Quoting UltimateDelta (Reply 11):
Well, I guess it happens more than you think...

That's silly usung that Fedex MD-11 as an example of "rolling over" on final. Actually that particular flight was right on the money until the last 50' where an excessive sink rate was introduced. Bad example.


User currently offlineN6238P From United States of America, joined Jan 2006, 484 posts, RR: 0
Reply 13, posted (5 years 1 month 2 weeks 2 days 18 hours ago) and read 3034 times:

A few years ago at a safety seminar, an Air Traffic Controller from Gary/ Chicago told a story about a Lear 55 landing behind a larger bizjet at Gary.
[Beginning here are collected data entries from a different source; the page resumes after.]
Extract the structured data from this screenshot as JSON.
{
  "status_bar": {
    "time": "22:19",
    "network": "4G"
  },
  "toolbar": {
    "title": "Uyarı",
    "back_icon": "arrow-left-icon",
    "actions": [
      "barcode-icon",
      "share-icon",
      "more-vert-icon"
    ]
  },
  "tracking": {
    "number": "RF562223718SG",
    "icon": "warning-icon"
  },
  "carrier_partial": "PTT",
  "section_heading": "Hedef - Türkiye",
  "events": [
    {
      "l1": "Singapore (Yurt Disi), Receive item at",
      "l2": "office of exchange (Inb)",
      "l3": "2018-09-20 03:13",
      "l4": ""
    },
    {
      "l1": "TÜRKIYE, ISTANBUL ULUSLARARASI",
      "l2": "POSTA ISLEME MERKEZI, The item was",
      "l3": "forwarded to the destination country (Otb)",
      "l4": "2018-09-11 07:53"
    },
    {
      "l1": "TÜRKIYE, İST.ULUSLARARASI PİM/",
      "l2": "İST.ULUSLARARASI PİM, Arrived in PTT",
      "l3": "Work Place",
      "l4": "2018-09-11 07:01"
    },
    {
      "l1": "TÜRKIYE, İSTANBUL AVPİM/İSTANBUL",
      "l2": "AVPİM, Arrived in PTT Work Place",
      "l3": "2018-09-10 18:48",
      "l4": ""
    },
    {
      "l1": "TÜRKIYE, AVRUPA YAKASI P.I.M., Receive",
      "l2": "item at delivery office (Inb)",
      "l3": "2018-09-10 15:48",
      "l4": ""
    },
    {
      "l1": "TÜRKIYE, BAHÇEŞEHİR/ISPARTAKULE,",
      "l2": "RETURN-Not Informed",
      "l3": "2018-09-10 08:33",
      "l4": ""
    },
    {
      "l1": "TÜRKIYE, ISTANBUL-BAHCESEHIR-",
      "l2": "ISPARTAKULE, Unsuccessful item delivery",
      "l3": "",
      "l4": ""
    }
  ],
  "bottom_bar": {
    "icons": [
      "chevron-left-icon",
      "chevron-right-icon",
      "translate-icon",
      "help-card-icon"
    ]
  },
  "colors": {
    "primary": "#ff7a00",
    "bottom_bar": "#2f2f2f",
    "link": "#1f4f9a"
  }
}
The Lear got caught in the wake and rolled passed 90 degrees. The crew was able to recover the aircraft to a normal attitude without any incident. I guess what you can conclude from this is that these rolls may occur a bit more frequently than suspected. What it probably comes down to is what actually gets reported and if these incidents are reported, most likely unless there is damage or injuries, the furthest any records of such events doesn't go past the NASA ARAS forms.

Personally speaking I have not encountered one of these inadvertent rolls however I have gotten myself in situations where I experienced minor wake turbulence. The rolling motion will come out of no where and attempts to stop the motions seem to do nothing but delay the onset of the rolling motion. The only real way to stop it I've found is to get out of it.



To actively root against anybody is just low, and I hope karma comes back at you with a vengeance
User currently offlineUltimateDelta From United States of America, joined Sep 2007, 2064 posts, RR: 6
Reply 14, posted (5 years 1 month 2 weeks 2 days 17 hours ago) and read 3017 times:



Quoting CosmicCruiser (Reply 12):
That's silly usung that Fedex MD-11 as an example of "rolling over" on final. Actually that particular flight was right on the money until the last 50' where an excessive sink rate was introduced. Bad example.

Never realized that. Thanks for catching that.